We don’t WANT our phones to work everywhere

I see a certain cell phone company is still trying to lure customers with ads showing outdoor scenes, saying, “Keeping you connected out here.” I don’t know about other hunters, but when I’m out there, I don’t want to be found.

There’s a cell phone company that is plastering billboard ads all along Wyoming highways touting its coverage across the state. While I understand the importance of being able to stay in contact when you’re traveling from town to town, there are certain places I don’t want to be able to be reached by phone.

Some of those ads show pictures of people out fishing or otherwise enjoying Wyoming’s wild wonders, and the slogan above the photo says alternately, “Keeping you connected out here” or “High-speed data out here.”
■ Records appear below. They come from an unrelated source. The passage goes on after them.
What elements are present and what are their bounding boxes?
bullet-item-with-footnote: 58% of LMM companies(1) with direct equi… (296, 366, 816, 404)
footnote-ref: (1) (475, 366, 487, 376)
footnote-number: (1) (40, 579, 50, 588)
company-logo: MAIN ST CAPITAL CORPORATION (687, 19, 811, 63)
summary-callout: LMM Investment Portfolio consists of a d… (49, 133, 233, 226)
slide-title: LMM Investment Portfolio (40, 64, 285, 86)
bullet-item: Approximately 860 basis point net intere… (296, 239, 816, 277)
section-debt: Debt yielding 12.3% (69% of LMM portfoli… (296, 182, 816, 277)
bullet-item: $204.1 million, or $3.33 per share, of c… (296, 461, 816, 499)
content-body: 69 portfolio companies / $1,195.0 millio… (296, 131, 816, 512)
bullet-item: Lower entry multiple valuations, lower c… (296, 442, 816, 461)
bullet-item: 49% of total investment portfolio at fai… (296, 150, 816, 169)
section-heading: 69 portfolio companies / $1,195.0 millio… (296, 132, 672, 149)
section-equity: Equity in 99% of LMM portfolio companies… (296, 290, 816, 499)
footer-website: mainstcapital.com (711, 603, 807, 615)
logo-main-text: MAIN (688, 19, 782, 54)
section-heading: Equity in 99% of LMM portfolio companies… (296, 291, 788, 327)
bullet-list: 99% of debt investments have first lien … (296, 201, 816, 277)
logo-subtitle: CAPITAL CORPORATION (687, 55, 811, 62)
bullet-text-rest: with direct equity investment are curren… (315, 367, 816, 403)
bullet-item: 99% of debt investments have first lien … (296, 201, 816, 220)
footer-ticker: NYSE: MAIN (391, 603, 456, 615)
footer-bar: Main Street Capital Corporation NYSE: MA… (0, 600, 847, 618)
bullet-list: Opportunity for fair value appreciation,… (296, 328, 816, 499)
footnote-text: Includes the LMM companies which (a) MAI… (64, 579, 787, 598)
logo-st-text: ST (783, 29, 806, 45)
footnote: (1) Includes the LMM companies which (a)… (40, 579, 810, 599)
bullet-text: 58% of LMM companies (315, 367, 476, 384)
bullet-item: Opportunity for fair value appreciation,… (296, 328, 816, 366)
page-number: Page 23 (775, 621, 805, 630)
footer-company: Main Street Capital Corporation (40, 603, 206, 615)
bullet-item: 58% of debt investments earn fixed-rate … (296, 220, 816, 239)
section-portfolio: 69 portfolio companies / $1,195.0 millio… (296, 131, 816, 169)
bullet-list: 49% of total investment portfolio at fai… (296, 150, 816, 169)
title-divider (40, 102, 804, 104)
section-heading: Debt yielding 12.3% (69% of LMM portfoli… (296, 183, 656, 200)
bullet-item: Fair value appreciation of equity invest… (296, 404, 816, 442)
Congratulations to that company on its coverage, if that’s the case, but I’ll stick with my overpriced service provider that only works in the most populated areas. I’m perfectly content with a cell phone that never rings if I’m more than a mile off any paved road. And even if it does ring, half the time it drops the call partway through a conversation, especially if I’m driving down a dirt road or hiking down a trail. That comes in very handy when I really don’t want to take a call. I don’t even have to fake the “I’m going through a tunnel and I might lose you” routine.

I wonder if that company’s ads are effective, though. There are probably a lot of people who think they want service everywhere they go, at least until they have it. I have to say, if it weren’t for those promises of all-over coverage, I’d probably switch to them. But I just don’t want to be able to be reached when I’m out on the banks of a trout stream or deep in the elk woods.

I’m pretty sure most of us who hunt and fish have the same worries. There are already far too few places to go to get away from it all, and we don’t want to be found when we’re escaping for a brief moment or two.

Then again, I suppose I could switch, and just turn off my phone when I’m out in the woods, but that would make far too much sense.